La question qui se pose dès lors est celle de l’articulation entre la critique artiste démocratique, la critique artiste contre-culturelle et la critique sociale dans l’œuvre de Guérin. Une grande partie de ses œuvres porte sur la question de l’articulation entre la grammaire socialiste revendiquant la lutte des classes et la grammaire démocratique. C’est le cas par exemple d’« Anarchisme et Marxisme» (13). L’une des pratiques mise en avant comme possible conciliation est, là aussi, le conseil ouvrier. Alors que la critique sociale se centre sur la question de la lutte du prolétariat contre l’exploitation économique et que la contre-culture se centre sur l’exaltation de l’individualité, la critique démocratique se situe dans la lignée d’une revendication, reprise par la Révolution Française(14), d’un auto-gouvernement du peuple par lui-même. La critique démocratique transparaît, en particulier autour de 68, dans la revendication d’autogestion.

En ce qui concerne la question de la conciliation entre la grammaire socialiste et la grammaire individualiste contre-culturelle, elle est évoquée par exemple dans « Homosexualité et Révolution » (15). Guérin fait apparaître clairement qu’une des difficultés de la conciliation entre ces deux grammaires est liée au fait que c’est d’un côté une lutte minoritaire et de l’autre une lutte de masse. Mais la critique artiste des luttes homosexuelles implique, pour lui, une critique sociale : il ne s’agit pas seulement de «libéraliser les mœurs » car la libération des homosexuels implique aussi une révolution sociale.

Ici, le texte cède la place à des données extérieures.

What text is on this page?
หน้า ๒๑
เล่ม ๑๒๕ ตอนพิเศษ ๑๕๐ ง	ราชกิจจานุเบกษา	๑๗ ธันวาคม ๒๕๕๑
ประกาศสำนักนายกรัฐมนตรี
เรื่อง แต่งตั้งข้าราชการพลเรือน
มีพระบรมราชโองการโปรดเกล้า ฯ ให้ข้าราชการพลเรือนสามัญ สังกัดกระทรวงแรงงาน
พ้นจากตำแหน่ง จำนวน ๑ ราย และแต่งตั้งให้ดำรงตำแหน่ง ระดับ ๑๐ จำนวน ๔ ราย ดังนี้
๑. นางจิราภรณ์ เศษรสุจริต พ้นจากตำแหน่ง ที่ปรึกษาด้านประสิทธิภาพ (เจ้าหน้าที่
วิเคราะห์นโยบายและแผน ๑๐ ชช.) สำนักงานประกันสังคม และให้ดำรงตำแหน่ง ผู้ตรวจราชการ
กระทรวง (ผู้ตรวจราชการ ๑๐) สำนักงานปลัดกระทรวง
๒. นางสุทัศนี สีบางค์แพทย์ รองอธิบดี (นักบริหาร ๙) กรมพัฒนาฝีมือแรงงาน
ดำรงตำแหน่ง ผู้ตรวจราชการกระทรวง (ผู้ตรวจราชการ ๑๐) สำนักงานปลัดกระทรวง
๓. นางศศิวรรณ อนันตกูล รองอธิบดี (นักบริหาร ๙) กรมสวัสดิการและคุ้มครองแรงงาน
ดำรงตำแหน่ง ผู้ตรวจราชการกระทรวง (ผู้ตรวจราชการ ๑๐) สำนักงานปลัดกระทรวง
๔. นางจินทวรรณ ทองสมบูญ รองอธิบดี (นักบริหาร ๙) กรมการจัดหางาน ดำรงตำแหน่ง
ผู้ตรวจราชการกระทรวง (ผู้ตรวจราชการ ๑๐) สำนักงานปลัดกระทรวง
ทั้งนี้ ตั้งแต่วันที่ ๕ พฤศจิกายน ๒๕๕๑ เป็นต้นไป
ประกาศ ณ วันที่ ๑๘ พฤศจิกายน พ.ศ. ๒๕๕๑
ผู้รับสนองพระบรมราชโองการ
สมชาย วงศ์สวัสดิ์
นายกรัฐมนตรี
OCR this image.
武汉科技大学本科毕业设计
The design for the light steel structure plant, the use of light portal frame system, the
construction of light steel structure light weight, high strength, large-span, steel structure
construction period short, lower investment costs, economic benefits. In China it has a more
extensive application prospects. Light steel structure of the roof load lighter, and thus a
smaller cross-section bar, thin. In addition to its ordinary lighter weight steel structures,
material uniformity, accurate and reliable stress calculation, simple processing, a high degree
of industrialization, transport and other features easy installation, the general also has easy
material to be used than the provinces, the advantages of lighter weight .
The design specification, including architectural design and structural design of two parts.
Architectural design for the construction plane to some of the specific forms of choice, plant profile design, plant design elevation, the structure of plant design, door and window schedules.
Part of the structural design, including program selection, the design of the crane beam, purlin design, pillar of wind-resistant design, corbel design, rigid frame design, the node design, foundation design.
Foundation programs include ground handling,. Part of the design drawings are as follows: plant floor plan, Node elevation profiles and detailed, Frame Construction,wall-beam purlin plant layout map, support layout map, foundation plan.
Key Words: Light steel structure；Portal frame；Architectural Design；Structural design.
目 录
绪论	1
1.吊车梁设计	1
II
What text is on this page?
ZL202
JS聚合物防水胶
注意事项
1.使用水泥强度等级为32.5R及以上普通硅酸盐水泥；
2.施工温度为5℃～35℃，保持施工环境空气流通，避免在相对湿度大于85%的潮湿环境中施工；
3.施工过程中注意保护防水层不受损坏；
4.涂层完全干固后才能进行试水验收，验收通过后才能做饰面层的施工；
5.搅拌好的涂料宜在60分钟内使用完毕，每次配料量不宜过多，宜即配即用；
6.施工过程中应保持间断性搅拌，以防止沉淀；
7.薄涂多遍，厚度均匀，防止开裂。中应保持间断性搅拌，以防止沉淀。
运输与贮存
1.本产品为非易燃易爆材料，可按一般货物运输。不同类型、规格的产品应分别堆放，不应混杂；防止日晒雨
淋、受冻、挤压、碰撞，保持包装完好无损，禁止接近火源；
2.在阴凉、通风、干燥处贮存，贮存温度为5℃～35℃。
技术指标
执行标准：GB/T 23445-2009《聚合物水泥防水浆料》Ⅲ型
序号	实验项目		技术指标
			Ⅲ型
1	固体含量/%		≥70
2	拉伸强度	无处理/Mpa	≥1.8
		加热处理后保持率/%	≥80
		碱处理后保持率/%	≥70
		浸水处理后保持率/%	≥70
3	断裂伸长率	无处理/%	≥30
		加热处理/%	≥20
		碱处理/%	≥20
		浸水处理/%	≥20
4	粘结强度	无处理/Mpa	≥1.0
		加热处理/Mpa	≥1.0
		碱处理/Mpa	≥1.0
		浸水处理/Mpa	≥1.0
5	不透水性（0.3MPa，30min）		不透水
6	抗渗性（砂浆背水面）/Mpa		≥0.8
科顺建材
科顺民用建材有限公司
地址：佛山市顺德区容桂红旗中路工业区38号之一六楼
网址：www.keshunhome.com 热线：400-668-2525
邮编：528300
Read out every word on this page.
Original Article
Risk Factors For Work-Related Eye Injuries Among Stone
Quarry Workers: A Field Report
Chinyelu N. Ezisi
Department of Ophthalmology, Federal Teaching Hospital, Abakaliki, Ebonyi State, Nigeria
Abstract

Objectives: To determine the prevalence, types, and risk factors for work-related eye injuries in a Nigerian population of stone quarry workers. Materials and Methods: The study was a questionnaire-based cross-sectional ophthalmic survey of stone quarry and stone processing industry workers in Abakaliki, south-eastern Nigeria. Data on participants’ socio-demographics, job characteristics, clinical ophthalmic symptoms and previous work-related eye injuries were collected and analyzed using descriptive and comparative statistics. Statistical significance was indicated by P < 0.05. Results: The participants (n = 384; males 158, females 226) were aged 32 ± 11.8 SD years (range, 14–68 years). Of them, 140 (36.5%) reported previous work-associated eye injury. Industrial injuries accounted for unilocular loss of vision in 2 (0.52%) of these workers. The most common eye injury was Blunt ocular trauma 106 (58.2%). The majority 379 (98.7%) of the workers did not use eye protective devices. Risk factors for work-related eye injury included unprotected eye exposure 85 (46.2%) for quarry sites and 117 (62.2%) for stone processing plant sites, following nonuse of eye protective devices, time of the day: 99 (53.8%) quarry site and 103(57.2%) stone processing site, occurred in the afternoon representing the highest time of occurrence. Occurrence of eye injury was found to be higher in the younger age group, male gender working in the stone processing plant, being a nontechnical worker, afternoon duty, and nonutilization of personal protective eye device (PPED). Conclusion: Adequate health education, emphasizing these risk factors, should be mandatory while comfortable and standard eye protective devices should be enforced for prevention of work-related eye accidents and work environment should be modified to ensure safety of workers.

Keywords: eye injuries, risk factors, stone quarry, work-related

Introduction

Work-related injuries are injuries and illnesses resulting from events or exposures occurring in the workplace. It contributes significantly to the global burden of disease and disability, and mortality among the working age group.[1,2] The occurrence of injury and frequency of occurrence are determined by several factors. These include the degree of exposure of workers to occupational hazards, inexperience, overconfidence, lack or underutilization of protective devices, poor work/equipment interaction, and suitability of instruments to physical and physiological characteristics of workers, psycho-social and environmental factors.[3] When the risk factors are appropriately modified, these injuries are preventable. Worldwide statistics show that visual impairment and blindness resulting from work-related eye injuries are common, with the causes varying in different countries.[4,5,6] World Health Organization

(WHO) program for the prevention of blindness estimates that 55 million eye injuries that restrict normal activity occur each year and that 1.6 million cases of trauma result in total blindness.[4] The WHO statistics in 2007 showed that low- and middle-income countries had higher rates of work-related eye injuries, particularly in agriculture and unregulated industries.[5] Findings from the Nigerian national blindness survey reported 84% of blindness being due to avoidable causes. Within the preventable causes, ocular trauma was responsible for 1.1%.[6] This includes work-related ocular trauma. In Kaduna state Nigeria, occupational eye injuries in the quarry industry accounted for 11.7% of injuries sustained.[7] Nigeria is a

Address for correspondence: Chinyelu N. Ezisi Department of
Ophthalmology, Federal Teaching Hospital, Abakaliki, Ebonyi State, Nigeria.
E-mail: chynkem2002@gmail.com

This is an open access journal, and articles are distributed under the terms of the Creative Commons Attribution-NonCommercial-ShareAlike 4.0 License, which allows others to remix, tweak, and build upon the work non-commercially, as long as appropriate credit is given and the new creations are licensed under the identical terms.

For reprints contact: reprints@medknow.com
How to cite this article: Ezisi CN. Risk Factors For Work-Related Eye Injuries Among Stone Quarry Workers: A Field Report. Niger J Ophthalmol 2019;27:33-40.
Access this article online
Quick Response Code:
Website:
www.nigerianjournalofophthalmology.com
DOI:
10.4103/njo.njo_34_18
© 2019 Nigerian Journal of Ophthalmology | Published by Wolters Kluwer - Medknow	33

Concernant Mai 68, il serait vain de chercher une vérité unique. En réalité plusieurs grammaires sont à l’œuvre dans cet évènement : individualisme contre-culturel et nietzschéen, démocratisme, socialisme lutte de classes. Les actions et les discours des acteurs de l’époque portent la marque d’un désir de tenir ensemble les grammaires individualiste, démocratique et socialiste. Mais très rapidement, une polémique sur l’analyse de Mai voit le jour. Mai 68 est-il un événement contre-culturel dont la jeunesse est le sujet ou est-il un événement issu de la lutte des classes, dont les prolétaires seraient en réalité les acteurs décisifs ? Ou bien, encore, Mai porte-t-il en lui les deux réalités ? Pour un certain nombre d’acteurs de Mai, l’analyse qui prévaut est que ce fut non seulement un mouvement de jeunesse mais un grand moment du mouvement ouvrier. Dans Nous l’avons tant aimée, la révolution, D. Cohn-Bendit et J.-P. Duteuil conviennent tous deux de la dimension très fortement ouvriériste de leurs discours de l’époque. De leur côté, très rapidement, les intellectuels de la nouvelle gauche vont diffuser une analyse contre-culturelle des événements de Mai 68 et de l’année 68 en général; on peut citer Vers une contre-culture de Roszak, Vers la libération de Marcuse, Le communisme utopique de Touraine ou Mai 68, La Brèche de Morin, Castoriadis et Lefort.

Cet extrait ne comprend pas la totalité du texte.